You may want to keep the following periodicals and books in the classroom for students to browse through.
Aha! Insight (Book, 6-10)
Martin Gardner;
W. H. Freeman (for Scientific American),
1978; $15 (paper).
This book contains short, fun problems that Gardner has
collected, that can all be solved easily--if one
chooses a good approach.
Many of the problems involve combinatorics
(counting), algorithms, or logic. Illustrated with
cartoons.
Math EQUALS (Book, 6-10)
Teri Perl, Addison-Wesley, 1978; $20.
Each chapter contains a biography of a woman mathematician,
followed by mathematics activities related to her work.
There are a few discrete mathematics activities, including those in
a chapter on Lady Ada Byron Lovelace (1815-1852), who wrote about Charles
Babbage's design for a machine that anticipated the modern computer.

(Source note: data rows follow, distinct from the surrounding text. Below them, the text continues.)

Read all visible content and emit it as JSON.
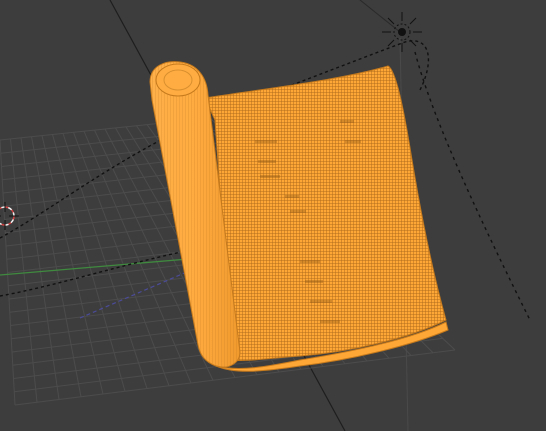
{
  "viewport": {
    "background": "#3d3d3d",
    "grid_color": "#4a4a4a",
    "axis_x_color": "#3f8a3f",
    "axis_y_color": "#4a4a8a",
    "wire_color": "#ffa736",
    "wire_shadow": "#c67a1c",
    "wire_light": "#ffd08a"
  },
  "objects": {
    "selected_mesh": "rolled-scroll-mesh",
    "lamp": "sun-lamp-icon",
    "cursor": "3d-cursor-icon",
    "curve": "dashed-path-curve"
  }
}
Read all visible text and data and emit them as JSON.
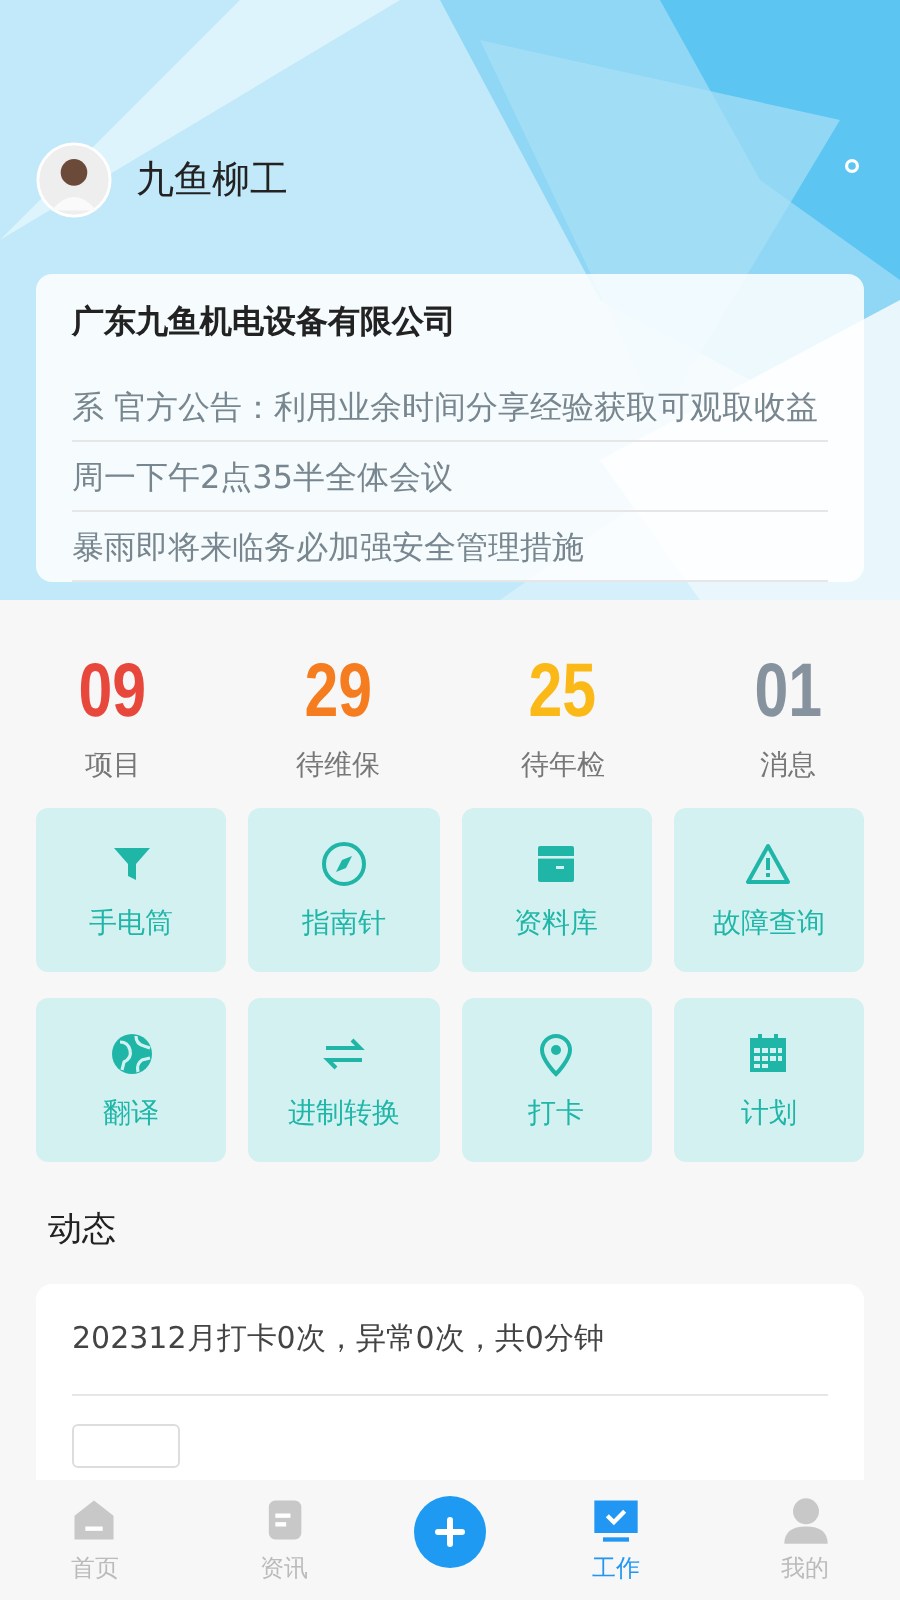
{
  "user": {
    "name": "九鱼柳工"
  },
  "notice": {
    "company": "广东九鱼机电设备有限公司",
    "items": [
      "系 官方公告：利用业余时间分享经验获取可观取收益",
      "周一下午2点35半全体会议",
      "暴雨即将来临务必加强安全管理措施"
    ]
  },
  "stats": [
    {
      "value": "09",
      "label": "项目",
      "color": "#e8473b"
    },
    {
      "value": "29",
      "label": "待维保",
      "color": "#f57c1f"
    },
    {
      "value": "25",
      "label": "待年检",
      "color": "#fbb917"
    },
    {
      "value": "01",
      "label": "消息",
      "color": "#86939e"
    }
  ],
  "tools": [
    {
      "kind": "filter",
      "label": "手电筒"
    },
    {
      "kind": "compass",
      "label": "指南针"
    },
    {
      "kind": "box",
      "label": "资料库"
    },
    {
      "kind": "warning",
      "label": "故障查询"
    },
    {
      "kind": "globe",
      "label": "翻译"
    },
    {
      "kind": "swap",
      "label": "进制转换"
    },
    {
      "kind": "pin",
      "label": "打卡"
    },
    {
      "kind": "calendar",
      "label": "计划"
    }
  ],
  "feed": {
    "title": "动态",
    "summary": "202312月打卡0次，异常0次，共0分钟"
  },
  "tabbar": [
    {
      "kind": "home",
      "label": "首页",
      "selected": false
    },
    {
      "kind": "news",
      "label": "资讯",
      "selected": false
    },
    {
      "kind": "add"
    },
    {
      "kind": "work",
      "label": "工作",
      "selected": true
    },
    {
      "kind": "me",
      "label": "我的",
      "selected": false
    }
  ]
}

QUANTUM: The student magazine of math and science
(Magazine, 10-College)
Springer-Verlag, 6/yr.; $20/yr.
This is a new magazine on mathematics and physics for sophisticated high school students. It has well-written, challenging articles about current math and science topics and also has a problem section. It is a collaborative effort of the NCTM and the American Association of Physics Teachers, along with their counterparts in Russia. (Quantum was inspired by the Russian journal Kvant, which in turn may have been inspired by an older Hungarian mathematics newsletter for students.)
Math Horizons
(Magazine, 11-College)
MAA, 4/yr; $35/yr ($20/yr, MAA members).
Written for undergraduates, this also makes interesting reading for high-school students, and teachers at all levels. Articles include profiles of famous contemporary mathematicians, including John Conway (tiling, knots, and game theory), Fan Chung (graph theory), Persi Diaconis (probability and magic), and Jean Taylor (soap-film surfaces). There are articles giving information on careers in mathematics, as well as a problem section.